L'énergie et la virtuosité inégalée avec lesquelles Marius Neset a fait irruption sur la scène n'ont pas été oubliées. En 2004, alors qu'il était un étudiant de 19 ans récemment installé à Copenhague, il a remporté le prix du jeune talent au festival Nattjazz de Norvège. Il a ensuite fait une énorme impression en tant que membre des groupes dirigés par Django Bates en 2008-2010. John Fordham du Guardian a qualifié son premier album de compositions originales de 2011 de "sensationnel, indispensable". Il était le seul artiste d'Europe dans le reportage de Downbeat en 2016 "25 For The Future", dans lequel il était décrit comme "non seulement un technicien impressionnant mais aussi un formidable compositeur." 

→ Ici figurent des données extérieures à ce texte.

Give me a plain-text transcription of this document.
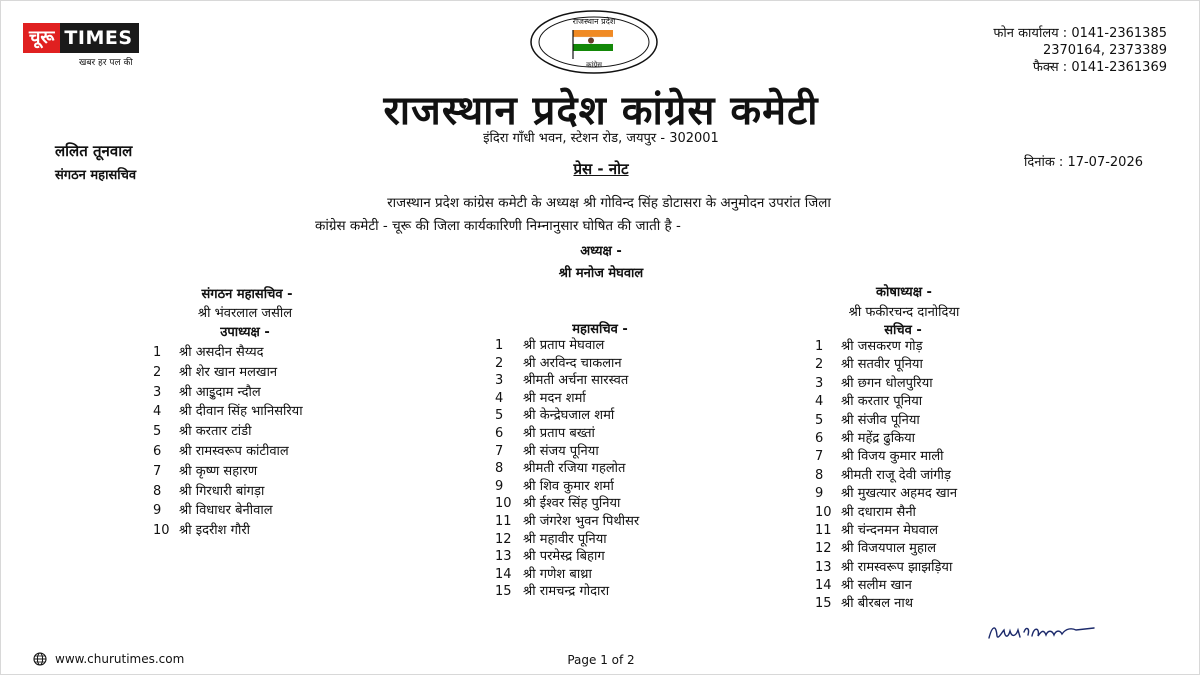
चूरू TIMES
खबर हर पल की
राजस्थान प्रदेश
कांग्रेस
फोन कार्यालय : 0141-2361385
2370164, 2373389
फैक्स : 0141-2361369
राजस्थान प्रदेश कांग्रेस कमेटी
इंदिरा गाँधी भवन, स्टेशन रोड, जयपुर - 302001
ललित तूनवाल
संगठन महासचिव
दिनांक : 17-07-2026
प्रेस - नोट
राजस्थान प्रदेश कांग्रेस कमेटी के अध्यक्ष श्री गोविन्द सिंह डोटासरा के अनुमोदन उपरांत जिला
कांग्रेस कमेटी - चूरू की जिला कार्यकारिणी निम्नानुसार घोषित की जाती है -
अध्यक्ष -
श्री मनोज मेघवाल
संगठन महासचिव -
श्री भंवरलाल जसील
उपाध्यक्ष -
1	श्री असदीन सैय्यद
2	श्री शेर खान मलखान
3	श्री आइुदाम न्दौल
4	श्री दीवान सिंह भानिसरिया
5	श्री करतार टांडी
6	श्री रामस्वरूप कांटीवाल
7	श्री कृष्ण सहारण
8	श्री गिरधारी बांगड़ा
9	श्री विधाधर बेनीवाल
10 श्री इदरीश गौरी
महासचिव -
1	श्री प्रताप मेघवाल
2	श्री अरविन्द चाकलान
3	श्रीमती अर्चना सारस्वत
4	श्री मदन शर्मा
5	श्री केन्द्रेघजाल शर्मा
6	श्री प्रताप बख्तां
7	श्री संजय पूनिया
8	श्रीमती रजिया गहलोत
9	श्री शिव कुमार शर्मा
10 श्री ईश्वर सिंह पुनिया
11 श्री जंगरेश भुवन पिथीसर
12 श्री महावीर पूनिया
13 श्री परमेस्द्र बिहाग
14 श्री गणेश बाथ्रा
15 श्री रामचन्द्र गोदारा
कोषाध्यक्ष -
श्री फकीरचन्द दानोदिया
सचिव -
1	श्री जसकरण गोड़
2	श्री सतवीर पूनिया
3	श्री छगन धोलपुरिया
4	श्री करतार पूनिया
5	श्री संजीव पूनिया
6	श्री महेंद्र ढुकिया
7	श्री विजय कुमार माली
8	श्रीमती राजू देवी जांगीड़
9	श्री मुखत्यार अहमद खान
10 श्री दधाराम सैनी
11 श्री चंन्दनमन मेघवाल
12 श्री विजयपाल मुहाल
13 श्री रामस्वरूप झाझड़िया
14 श्री सलीम खान
15 श्री बीरबल नाथ
www.churutimes.com	Page 1 of 2
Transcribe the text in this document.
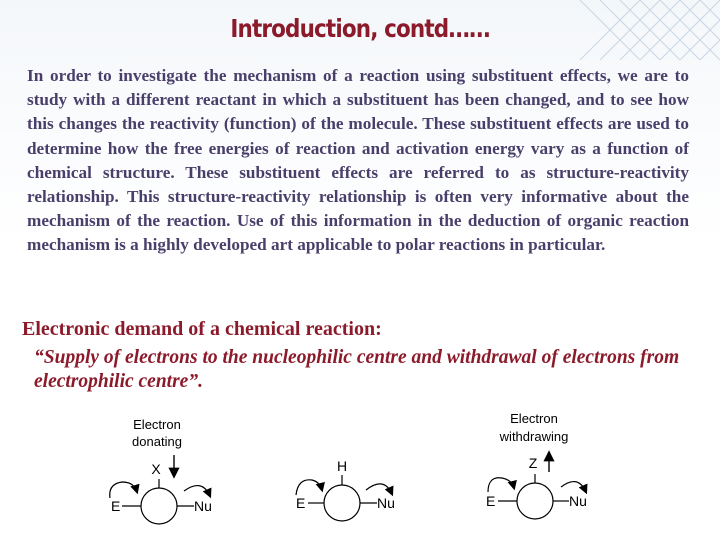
Introduction, contd……

In order to investigate the mechanism of a reaction using substituent effects, we are to study with a different reactant in which a substituent has been changed, and to see how this changes the reactivity (function) of the molecule. These substituent effects are used to determine how the free energies of reaction and activation energy vary as a function of chemical structure. These substituent effects are referred to as structure-reactivity relationship. This structure-reactivity relationship is often very informative about the mechanism of the reaction. Use of this information in the deduction of organic reaction mechanism is a highly developed art applicable to polar reactions in particular.

Electronic demand of a chemical reaction:

“Supply of electrons to the nucleophilic centre and withdrawal of electrons from electrophilic centre”.

Electron
donating
X
E	Nu
H
E	Nu
Electron
withdrawing
Z
E	Nu
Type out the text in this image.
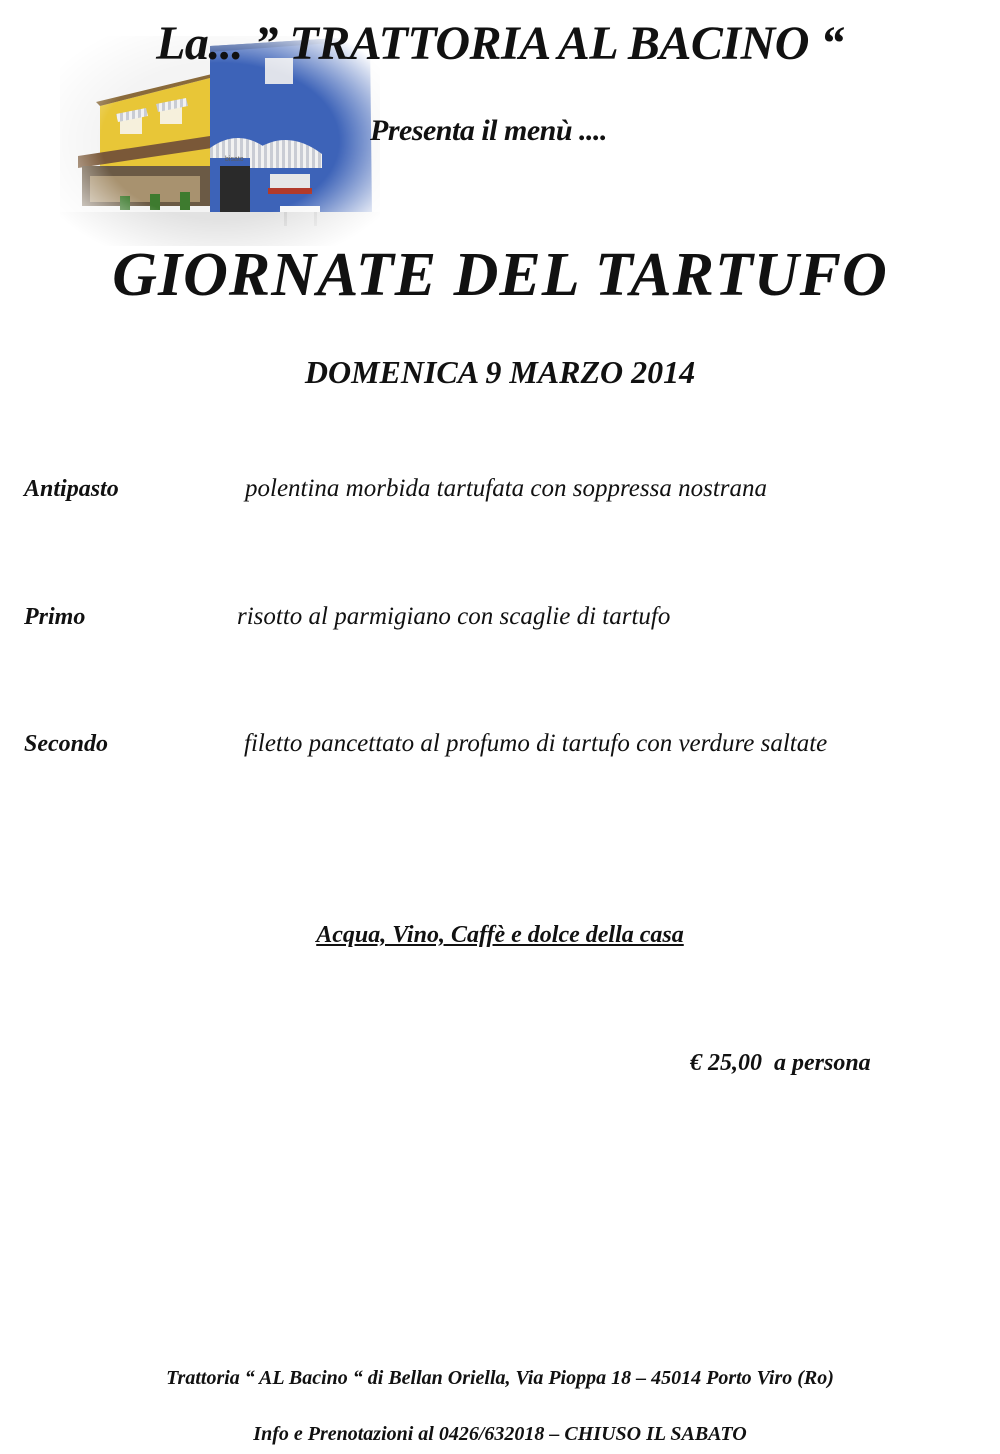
bisato
La... ” TRATTORIA AL BACINO “
Presenta il menù ....
GIORNATE DEL TARTUFO
DOMENICA 9 MARZO 2014
Antipasto	polentina morbida tartufata con soppressa nostrana
Primo	risotto al parmigiano con scaglie di tartufo
Secondo	filetto pancettato al profumo di tartufo con verdure saltate
Acqua, Vino, Caffè e dolce della casa
€ 25,00  a persona
Trattoria “ AL Bacino “ di Bellan Oriella, Via Pioppa 18 – 45014 Porto Viro (Ro)
Info e Prenotazioni al 0426/632018 – CHIUSO IL SABATO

L'art de Marius Neset a toujours comporté bien plus que la simple virtuosité : il a réussi plusieurs projets de composition avec des orchestres classiques et de jazz, notamment sur trois des six précédents albums qu'il a produits sur ACT depuis 2014, dont l'un, "Lion", lui a valu le très convoité Grammy norvégien, le Spellemannprisen.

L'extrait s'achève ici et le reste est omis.